Был сентябрь, и навернул холодный, сырой, с печальными ароматами северного ненастья, ветер. Маленький трамвайный вагон, дребезжа и скрежеща, полчаса брал петлистый подъем. Давно миновали шумные вонючие улочки с черномазыми ребятами, роющимися в пыли. Путь шел пустырями, каменистыми обрывами, где гудел ветер, серый, как море внизу. Тюремный замок вырос неожиданно из-за поворота. Крепостные русские стены, шатровые башни, бессмысленные в местной суши, бойницы, — унылое воплощение империалистских фантазий, которыми грезили губернские завоеватели, — все это как будто наворотило бурей откуда-то с севера. За тюрьмой раскинулся железнодорожный поселок, — и домики казенной стройки тоже не походили на сакли туземных предместий. На площади, на самом юру в столбах пыли расположился базар, торговали русские бабы дынными семечками, сушеными фруктами, барахлом. Покупателей было мало, меньше, чем палаток с холщовыми крышами, которые трепались, как подолы. На одной палатке трепетала вывеска:
«Сдезь все дли передач».
Таня вспомнила, купила мыла, положила в сверток. У самых ворот ее нагнал долговязый белокурый мальчуган, забытый, как сновидение.
— Татьяна Александровна!
— Сташек! Ты откуда?
— С базара. Насилу улизнул. Мама увидала вас после меня, я показал, хотел было крикнуть, да она запретила.
— Почему запретила? Что вы здесь делаете с мамой?

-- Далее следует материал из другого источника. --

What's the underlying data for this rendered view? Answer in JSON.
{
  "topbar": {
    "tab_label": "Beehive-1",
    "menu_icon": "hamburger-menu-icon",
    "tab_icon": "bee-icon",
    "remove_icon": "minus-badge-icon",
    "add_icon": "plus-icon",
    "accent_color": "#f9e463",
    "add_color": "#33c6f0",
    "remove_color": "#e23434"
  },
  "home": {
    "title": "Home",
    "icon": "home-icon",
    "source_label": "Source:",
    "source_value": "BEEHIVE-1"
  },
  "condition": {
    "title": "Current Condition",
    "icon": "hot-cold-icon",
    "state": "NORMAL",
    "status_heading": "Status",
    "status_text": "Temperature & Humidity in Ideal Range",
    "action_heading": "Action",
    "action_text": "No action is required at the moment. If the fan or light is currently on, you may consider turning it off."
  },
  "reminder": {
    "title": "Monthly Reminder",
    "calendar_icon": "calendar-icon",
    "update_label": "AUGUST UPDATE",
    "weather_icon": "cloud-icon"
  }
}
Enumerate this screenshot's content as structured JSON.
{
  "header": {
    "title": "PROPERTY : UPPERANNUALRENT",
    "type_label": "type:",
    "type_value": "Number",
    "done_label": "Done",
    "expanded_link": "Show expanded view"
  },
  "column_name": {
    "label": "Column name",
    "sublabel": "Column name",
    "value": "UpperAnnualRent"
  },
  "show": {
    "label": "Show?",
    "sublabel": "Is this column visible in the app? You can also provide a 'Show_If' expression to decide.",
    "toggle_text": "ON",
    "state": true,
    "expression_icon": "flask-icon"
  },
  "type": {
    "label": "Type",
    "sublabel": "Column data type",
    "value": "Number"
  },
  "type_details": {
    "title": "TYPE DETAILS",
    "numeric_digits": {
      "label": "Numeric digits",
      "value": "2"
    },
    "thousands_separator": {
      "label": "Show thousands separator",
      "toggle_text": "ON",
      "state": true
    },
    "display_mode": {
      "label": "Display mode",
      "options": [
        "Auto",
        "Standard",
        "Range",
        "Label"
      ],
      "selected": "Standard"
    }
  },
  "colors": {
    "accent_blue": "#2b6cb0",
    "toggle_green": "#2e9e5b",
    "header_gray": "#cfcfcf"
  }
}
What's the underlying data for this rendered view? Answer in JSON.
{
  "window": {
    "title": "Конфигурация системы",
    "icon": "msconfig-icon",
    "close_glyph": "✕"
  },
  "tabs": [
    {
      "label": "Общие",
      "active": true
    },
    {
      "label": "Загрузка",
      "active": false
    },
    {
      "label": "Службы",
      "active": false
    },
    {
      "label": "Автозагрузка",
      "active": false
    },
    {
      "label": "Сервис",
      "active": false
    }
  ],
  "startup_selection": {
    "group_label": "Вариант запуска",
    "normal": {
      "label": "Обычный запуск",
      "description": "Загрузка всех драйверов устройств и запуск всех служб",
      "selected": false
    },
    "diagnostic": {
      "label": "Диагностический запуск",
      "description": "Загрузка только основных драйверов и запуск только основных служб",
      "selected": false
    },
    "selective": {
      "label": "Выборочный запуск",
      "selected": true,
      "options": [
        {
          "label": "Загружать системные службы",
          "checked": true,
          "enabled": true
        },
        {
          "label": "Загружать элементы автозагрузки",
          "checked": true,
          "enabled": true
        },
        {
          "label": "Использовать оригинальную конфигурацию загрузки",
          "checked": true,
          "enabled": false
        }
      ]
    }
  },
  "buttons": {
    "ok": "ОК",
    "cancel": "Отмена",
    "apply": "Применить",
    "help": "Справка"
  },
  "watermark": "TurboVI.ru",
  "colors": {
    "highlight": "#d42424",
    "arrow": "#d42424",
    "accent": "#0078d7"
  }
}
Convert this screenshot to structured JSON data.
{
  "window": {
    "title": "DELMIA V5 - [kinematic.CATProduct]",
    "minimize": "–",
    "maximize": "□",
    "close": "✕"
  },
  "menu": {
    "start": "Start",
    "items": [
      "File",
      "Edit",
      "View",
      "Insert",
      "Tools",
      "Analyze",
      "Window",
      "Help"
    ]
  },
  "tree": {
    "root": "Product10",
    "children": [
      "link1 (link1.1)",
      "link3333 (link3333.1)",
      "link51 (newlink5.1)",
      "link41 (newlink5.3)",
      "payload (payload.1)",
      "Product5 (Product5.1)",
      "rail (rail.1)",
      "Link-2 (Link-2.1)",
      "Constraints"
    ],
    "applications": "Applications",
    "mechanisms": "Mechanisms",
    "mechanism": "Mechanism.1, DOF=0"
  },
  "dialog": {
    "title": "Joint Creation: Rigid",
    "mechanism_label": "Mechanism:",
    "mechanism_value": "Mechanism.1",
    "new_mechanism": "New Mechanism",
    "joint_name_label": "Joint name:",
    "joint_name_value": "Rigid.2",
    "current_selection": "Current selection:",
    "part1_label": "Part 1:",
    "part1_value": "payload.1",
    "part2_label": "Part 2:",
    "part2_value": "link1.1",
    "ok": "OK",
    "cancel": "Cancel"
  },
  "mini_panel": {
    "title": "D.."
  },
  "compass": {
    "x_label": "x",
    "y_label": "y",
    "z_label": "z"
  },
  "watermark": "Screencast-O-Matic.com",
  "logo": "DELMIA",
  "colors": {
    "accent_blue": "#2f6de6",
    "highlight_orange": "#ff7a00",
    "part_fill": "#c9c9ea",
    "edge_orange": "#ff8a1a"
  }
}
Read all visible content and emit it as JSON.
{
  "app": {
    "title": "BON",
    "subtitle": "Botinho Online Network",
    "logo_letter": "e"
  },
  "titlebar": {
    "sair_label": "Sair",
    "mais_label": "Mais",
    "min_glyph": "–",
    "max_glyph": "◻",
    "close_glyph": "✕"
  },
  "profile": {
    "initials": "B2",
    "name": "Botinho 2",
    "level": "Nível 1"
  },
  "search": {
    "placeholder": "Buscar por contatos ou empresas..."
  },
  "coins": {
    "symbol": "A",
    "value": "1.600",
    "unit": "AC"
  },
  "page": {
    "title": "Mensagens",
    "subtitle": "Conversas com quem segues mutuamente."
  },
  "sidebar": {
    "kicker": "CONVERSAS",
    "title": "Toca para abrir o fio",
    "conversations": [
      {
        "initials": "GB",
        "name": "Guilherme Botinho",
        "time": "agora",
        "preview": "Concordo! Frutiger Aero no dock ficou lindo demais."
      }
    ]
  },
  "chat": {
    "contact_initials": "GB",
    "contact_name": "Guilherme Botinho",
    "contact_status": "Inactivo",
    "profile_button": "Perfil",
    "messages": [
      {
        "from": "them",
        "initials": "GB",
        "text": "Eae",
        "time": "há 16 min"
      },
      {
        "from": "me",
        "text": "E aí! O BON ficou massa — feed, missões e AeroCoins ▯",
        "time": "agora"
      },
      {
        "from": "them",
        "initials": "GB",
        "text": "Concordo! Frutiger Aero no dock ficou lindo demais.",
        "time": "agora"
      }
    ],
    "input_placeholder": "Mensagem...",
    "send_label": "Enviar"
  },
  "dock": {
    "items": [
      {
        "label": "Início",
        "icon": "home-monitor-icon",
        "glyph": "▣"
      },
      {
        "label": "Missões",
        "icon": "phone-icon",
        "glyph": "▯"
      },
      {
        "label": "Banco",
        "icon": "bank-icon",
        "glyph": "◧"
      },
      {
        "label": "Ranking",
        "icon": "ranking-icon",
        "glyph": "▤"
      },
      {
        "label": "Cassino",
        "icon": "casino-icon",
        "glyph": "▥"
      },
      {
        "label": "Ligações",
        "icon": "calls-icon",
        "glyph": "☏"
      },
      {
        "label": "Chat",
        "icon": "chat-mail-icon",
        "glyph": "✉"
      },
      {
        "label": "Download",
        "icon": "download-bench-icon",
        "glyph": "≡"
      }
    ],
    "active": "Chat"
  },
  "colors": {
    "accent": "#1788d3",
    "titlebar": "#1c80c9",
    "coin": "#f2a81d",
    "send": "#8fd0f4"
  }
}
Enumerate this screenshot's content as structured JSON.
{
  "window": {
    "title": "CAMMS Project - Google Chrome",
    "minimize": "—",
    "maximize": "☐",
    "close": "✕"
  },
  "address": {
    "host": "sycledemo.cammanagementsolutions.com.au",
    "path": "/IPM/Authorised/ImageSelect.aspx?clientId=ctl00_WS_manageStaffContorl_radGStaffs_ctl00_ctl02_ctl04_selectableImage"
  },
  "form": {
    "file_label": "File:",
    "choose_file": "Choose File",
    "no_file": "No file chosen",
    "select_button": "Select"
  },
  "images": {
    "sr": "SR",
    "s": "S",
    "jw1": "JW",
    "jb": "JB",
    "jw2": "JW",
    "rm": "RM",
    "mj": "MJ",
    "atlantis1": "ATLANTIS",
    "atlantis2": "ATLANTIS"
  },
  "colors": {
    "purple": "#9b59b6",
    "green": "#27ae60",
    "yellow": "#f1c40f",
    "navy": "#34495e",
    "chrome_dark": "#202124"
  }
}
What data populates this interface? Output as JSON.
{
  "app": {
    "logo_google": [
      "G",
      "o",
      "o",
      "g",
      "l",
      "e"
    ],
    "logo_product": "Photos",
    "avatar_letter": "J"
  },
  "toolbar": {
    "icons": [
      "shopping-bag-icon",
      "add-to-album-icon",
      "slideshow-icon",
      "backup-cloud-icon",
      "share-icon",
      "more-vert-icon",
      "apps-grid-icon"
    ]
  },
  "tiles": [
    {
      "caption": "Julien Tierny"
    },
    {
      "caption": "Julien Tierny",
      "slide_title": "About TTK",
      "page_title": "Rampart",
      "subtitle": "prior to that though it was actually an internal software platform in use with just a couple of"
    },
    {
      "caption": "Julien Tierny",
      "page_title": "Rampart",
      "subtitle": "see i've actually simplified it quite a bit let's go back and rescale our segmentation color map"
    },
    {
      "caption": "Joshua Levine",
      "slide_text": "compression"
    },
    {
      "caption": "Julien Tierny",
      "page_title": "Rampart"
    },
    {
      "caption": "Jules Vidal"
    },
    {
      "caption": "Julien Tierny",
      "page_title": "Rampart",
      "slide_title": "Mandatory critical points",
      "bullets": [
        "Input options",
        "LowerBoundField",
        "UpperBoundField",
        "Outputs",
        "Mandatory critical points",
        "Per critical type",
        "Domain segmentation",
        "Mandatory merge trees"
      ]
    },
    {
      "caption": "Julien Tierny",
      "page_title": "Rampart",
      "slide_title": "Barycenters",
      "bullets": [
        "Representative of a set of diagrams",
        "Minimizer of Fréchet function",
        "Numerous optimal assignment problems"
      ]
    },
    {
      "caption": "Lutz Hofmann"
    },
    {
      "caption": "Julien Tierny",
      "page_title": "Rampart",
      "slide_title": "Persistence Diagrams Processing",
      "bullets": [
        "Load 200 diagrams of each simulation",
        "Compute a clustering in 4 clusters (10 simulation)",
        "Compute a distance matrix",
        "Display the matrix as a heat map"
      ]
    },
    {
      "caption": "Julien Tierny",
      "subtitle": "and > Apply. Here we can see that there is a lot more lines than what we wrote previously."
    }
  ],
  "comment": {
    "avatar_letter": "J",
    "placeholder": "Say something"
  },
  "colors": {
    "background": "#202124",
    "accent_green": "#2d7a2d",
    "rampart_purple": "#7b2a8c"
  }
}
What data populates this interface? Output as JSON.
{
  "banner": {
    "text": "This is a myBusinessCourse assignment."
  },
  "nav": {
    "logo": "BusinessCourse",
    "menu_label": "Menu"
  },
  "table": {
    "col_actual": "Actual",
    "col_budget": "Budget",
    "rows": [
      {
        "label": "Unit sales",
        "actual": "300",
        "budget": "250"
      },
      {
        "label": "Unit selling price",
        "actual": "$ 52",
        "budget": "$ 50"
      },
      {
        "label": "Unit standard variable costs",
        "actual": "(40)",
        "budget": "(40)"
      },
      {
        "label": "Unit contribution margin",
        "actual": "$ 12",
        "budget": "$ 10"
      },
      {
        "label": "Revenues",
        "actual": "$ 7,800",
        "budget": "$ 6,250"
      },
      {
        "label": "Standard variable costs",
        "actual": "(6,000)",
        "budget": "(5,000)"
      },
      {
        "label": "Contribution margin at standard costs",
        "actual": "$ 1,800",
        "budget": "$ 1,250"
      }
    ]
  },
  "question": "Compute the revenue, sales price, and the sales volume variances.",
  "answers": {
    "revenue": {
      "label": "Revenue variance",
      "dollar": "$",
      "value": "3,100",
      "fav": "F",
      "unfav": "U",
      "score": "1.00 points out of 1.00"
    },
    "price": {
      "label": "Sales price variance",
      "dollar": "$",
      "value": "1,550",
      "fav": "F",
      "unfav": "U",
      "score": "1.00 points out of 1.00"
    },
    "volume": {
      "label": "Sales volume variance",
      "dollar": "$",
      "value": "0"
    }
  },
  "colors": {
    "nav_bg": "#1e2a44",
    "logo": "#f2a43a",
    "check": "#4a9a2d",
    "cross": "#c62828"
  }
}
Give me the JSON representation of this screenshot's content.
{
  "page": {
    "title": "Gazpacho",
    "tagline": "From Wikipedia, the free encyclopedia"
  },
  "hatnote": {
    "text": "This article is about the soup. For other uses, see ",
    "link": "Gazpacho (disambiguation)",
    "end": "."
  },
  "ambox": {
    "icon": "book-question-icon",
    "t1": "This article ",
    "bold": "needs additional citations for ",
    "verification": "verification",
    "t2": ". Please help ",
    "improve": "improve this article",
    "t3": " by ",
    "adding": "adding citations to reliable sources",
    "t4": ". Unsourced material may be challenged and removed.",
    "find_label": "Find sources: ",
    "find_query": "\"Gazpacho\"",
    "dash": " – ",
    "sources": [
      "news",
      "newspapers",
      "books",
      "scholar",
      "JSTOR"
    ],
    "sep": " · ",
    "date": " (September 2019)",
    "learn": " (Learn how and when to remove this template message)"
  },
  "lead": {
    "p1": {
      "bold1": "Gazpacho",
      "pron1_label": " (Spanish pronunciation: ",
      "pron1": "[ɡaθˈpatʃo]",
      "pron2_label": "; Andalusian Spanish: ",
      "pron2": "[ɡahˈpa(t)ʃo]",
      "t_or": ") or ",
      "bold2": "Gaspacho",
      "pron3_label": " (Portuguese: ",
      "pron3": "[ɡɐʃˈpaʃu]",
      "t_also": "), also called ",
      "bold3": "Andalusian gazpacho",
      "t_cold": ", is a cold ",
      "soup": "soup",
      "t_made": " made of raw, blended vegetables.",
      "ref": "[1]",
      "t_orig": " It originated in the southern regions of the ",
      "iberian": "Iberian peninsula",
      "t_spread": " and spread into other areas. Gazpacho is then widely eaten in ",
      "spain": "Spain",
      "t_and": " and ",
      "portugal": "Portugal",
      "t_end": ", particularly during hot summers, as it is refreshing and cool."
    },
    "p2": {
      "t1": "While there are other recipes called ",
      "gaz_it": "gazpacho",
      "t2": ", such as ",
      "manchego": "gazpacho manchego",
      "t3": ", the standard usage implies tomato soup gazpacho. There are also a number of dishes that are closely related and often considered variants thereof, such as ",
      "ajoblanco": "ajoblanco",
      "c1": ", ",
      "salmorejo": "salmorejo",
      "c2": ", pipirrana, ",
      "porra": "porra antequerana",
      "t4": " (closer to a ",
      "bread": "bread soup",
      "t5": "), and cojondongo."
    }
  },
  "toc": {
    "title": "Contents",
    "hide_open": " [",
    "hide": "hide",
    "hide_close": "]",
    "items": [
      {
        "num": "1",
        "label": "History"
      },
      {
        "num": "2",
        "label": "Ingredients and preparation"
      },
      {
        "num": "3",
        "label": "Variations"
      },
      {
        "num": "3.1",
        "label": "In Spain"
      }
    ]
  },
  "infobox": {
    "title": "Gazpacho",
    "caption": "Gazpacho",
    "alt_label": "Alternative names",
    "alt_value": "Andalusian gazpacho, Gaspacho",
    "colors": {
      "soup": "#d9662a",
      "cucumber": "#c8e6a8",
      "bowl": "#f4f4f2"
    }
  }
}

— Вы не знаете, она разошлась с папой? Из-за Онуфрия Ипатыча, — пояснил он и густо порозовел пятнами. — Какая буча была. Папа уезжает в Польшу, а мама и я торгуем здесь. Надо же кормиться. Мы теперь живем у дяди, маминого брата, на железной дороге. Он — машинист.
— Так она запретила окликнуть меня, — задумчиво проговорила Таня.
— Ну, прощайте, — резко прервал мальчик. — Увидит, поколотит, у нас недолго. Она вас змеей зовет. «Вон опять поползла», — сказала.
Неверная злая улыбка сверкнула на вытянутом худеньком личике. Он, верно, искал ключа к тому, что происходило с семьей. Но, кроме новых слов, ничего не узнавал и за звуками не видел содержания. И если понял, что значит, что папа и мама разошлись, то понял, как начало бедности и безраздельного главенства бабьей скуки в их существовании. Но что надо подразумевать под обозначением «Онуфрий Ипатыч», он не представлял. Лицезрение Татьяны Александровны, которая в речах взрослых часто выступала в связи с Онуфрием Ипатычем, ничего не объяснило. Он убежал, не оглядываясь.
Таня снова прошла длинную очередь, комендатуру, разговоры в ожидании пропуска. Ее с целой партией других посетителей впустили в длинную сводчатую комнату, перегороженную вдоль деревянной решеткой. Горела неизменная неугасимая электрическая лампочка без абажура, жалкая и ненужная, гудели заглушённые голоса.
— Вот я! Сюда, пожалуйста.
Она искала его глазами и не находила. И вздрогнула, увидав остриженного под машинку, сгорбленного коротыша, в гимнастерке, слишком для него объемистой. Он улыбался сквозь слезы.
— Пришли, как хорошо! — повторял он почти шепотом, как говорили, впрочем, и соседи. — Хорошо, что пришли.